A new program offers low-interest loans of up to $35,000 to bolster community agriculture.
The Associated Press
MEMPHIS, Tenn. — With interest in locally grown food soaring, the federal government said Tuesday it has created a small loan program to help community farmers who might not be able to borrow money from banks.
Call it seed money.
The low-interest “microloans” of up to $35,000 are designed to help with startup costs, bolster existing family-run farms and help minority growers and military veterans who want to farm. Over the past three years, there has been a 60 percent increase in local growers who sell directly to consumers or farmers markets, Agriculture Department Secretary Tom Vilsack said.
Kay Jensen, an organic farmer who grows broccoli, strawberries and tomatoes in Sun Prairie, Wis., saw two immediate benefits from the program – paperwork would go from about 30 pages to seven, and it would be easier to borrow a manageable sum.

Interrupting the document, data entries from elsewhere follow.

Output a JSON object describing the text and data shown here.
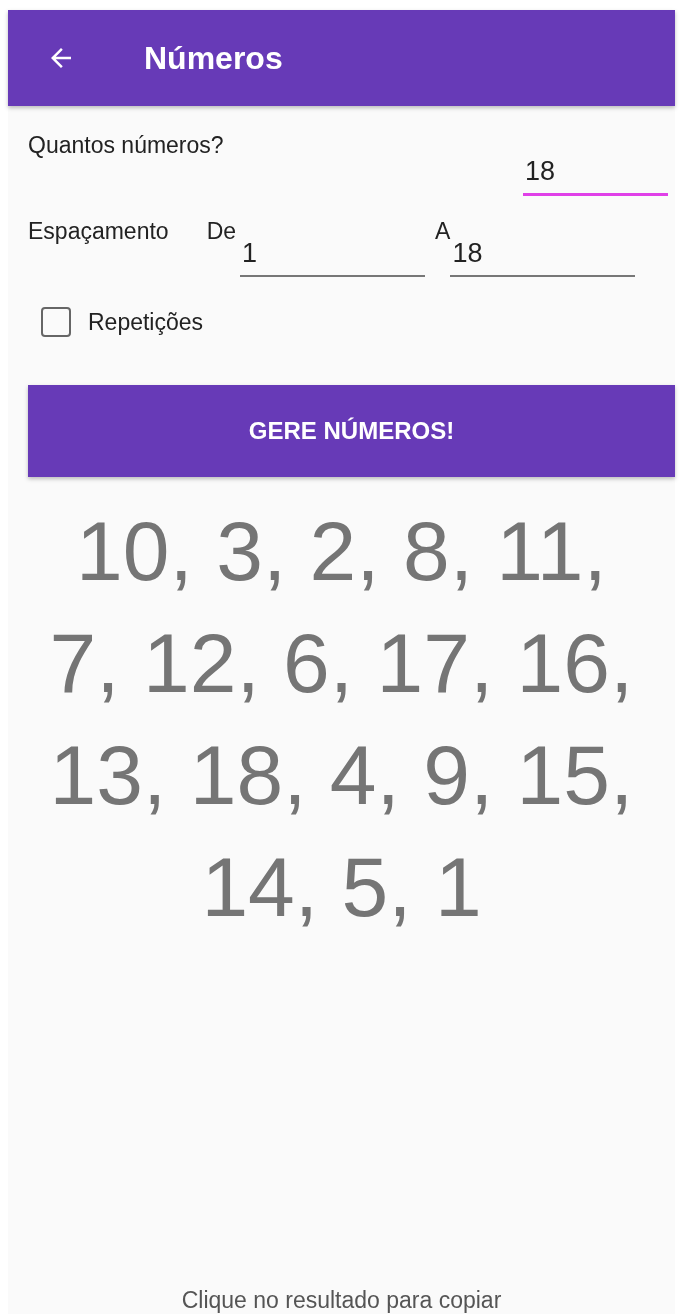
{
  "app_bar": {
    "title": "Números"
  },
  "quantity": {
    "label": "Quantos números?",
    "value": "18",
    "focused": true
  },
  "range": {
    "label": "Espaçamento",
    "from_label": "De",
    "from_value": "1",
    "to_label": "A",
    "to_value": "18"
  },
  "repetitions": {
    "label": "Repetições",
    "checked": false
  },
  "generate_button": "GERE NÚMEROS!",
  "result_lines": [
    "10, 3, 2, 8, 11,",
    "7, 12, 6, 17, 16,",
    "13, 18, 4, 9, 15,",
    "14, 5, 1"
  ],
  "hint": "Clique no resultado para copiar"
}
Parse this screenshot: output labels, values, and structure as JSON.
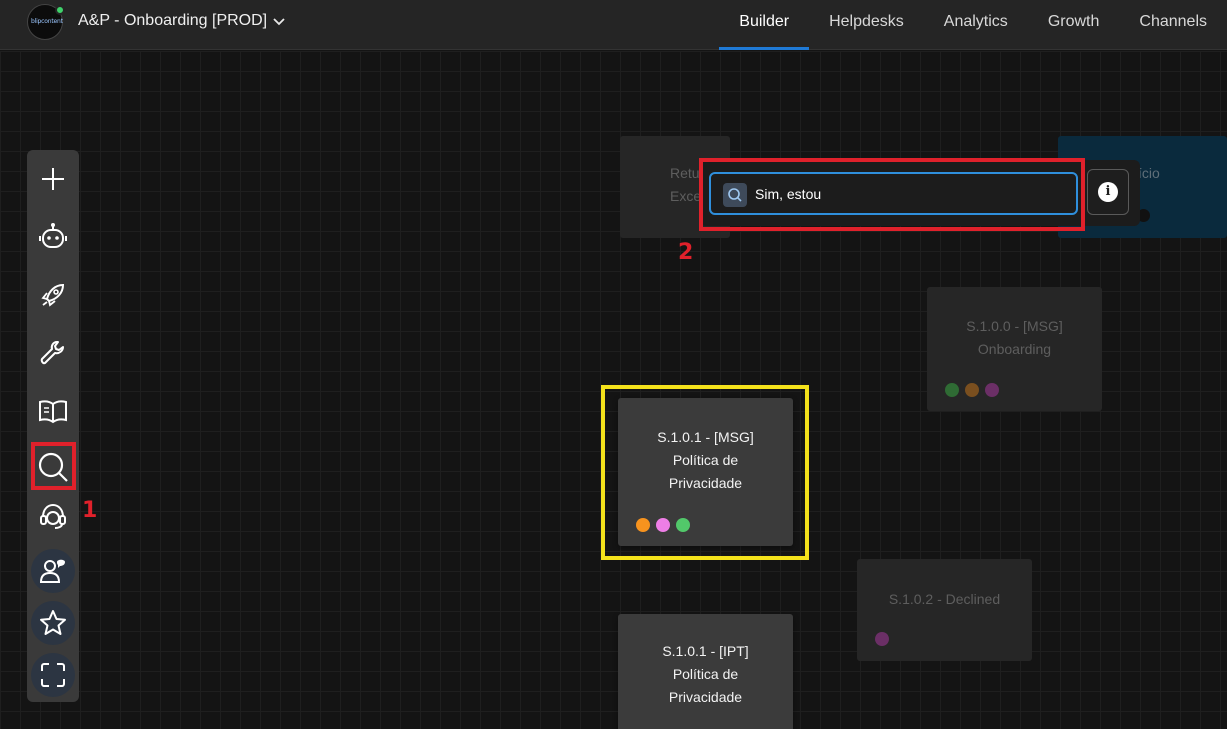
{
  "header": {
    "logo_text": "blipcontent",
    "bot_title": "A&P - Onboarding [PROD]",
    "nav_tabs": [
      {
        "label": "Builder",
        "active": true
      },
      {
        "label": "Helpdesks",
        "active": false
      },
      {
        "label": "Analytics",
        "active": false
      },
      {
        "label": "Growth",
        "active": false
      },
      {
        "label": "Channels",
        "active": false
      }
    ]
  },
  "sidebar": {
    "items": [
      {
        "name": "add",
        "icon": "plus-icon"
      },
      {
        "name": "bot",
        "icon": "robot-icon"
      },
      {
        "name": "launch",
        "icon": "rocket-icon"
      },
      {
        "name": "tools",
        "icon": "wrench-icon"
      },
      {
        "name": "docs",
        "icon": "book-icon"
      },
      {
        "name": "search",
        "icon": "search-icon"
      },
      {
        "name": "support",
        "icon": "headset-icon"
      },
      {
        "name": "users",
        "icon": "user-chat-icon"
      },
      {
        "name": "favorites",
        "icon": "star-icon"
      },
      {
        "name": "fullscreen",
        "icon": "expand-icon"
      }
    ]
  },
  "search": {
    "value": "Sim, estou",
    "info_label": "i"
  },
  "annotations": {
    "one": "1",
    "two": "2"
  },
  "blocks": {
    "retu": {
      "line1": "Retu",
      "line2": "Exce"
    },
    "inicio": {
      "line1": "ício"
    },
    "onboarding": {
      "line1": "S.1.0.0 - [MSG]",
      "line2": "Onboarding"
    },
    "msg_politica": {
      "line1": "S.1.0.1 - [MSG]",
      "line2": "Política de",
      "line3": "Privacidade"
    },
    "declined": {
      "line1": "S.1.0.2 - Declined"
    },
    "ipt_politica": {
      "line1": "S.1.0.1 - [IPT]",
      "line2": "Política de",
      "line3": "Privacidade"
    }
  },
  "colors": {
    "accent": "#1f7ad6",
    "highlight_red": "#e0212b",
    "highlight_yellow": "#f4e21b",
    "dot_orange": "#f7931e",
    "dot_pink": "#ee7ee6",
    "dot_green": "#52c86a",
    "dot_green_dim": "#2f6b34",
    "dot_orange_dim": "#7a4f1f",
    "dot_purple_dim": "#6b2f66"
  }
}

She said she might consider a loan for $3,000 to $10,000 to expand her irrigation systems.
“A lot times what we need is just small amounts of money, but a lot of times the only funding available is large amounts of money,” she said. “This whole concept of a microloan, where you’re looking at smaller, reasonable amounts of money, this really fits an incredible niche.”
The loan can cover the costs of renting land, buying seed and equipment, and other expenses. One goal is to create more opportunities for entrepreneurship and employment in the farming industry, Vilsack said. Another goal is to provide beginners a chance to build credit, so they can eventually qualify for higher-value loans and expand.
“It’s about making sure that we have diversity within agriculture, that we have a good blend of large production facilities, medium-sized operations and smaller operations,” Vilsack said. “It will help bolster the local and regional food system movement that is taking place.”
Alan Wedemeyer, a farmer in northwest Iowa, was optimistic. He said banks tend to want to work with bigger farms because small farms have difficulty determining ahead of time what price they’re going to get for their crops.
The loans could help urban farmers who work lots that can be as small as one-eighth of an acre, said Chad Hellwinckel, at the Agricultural Analysis Center at the University of Tennessee in Knoxville.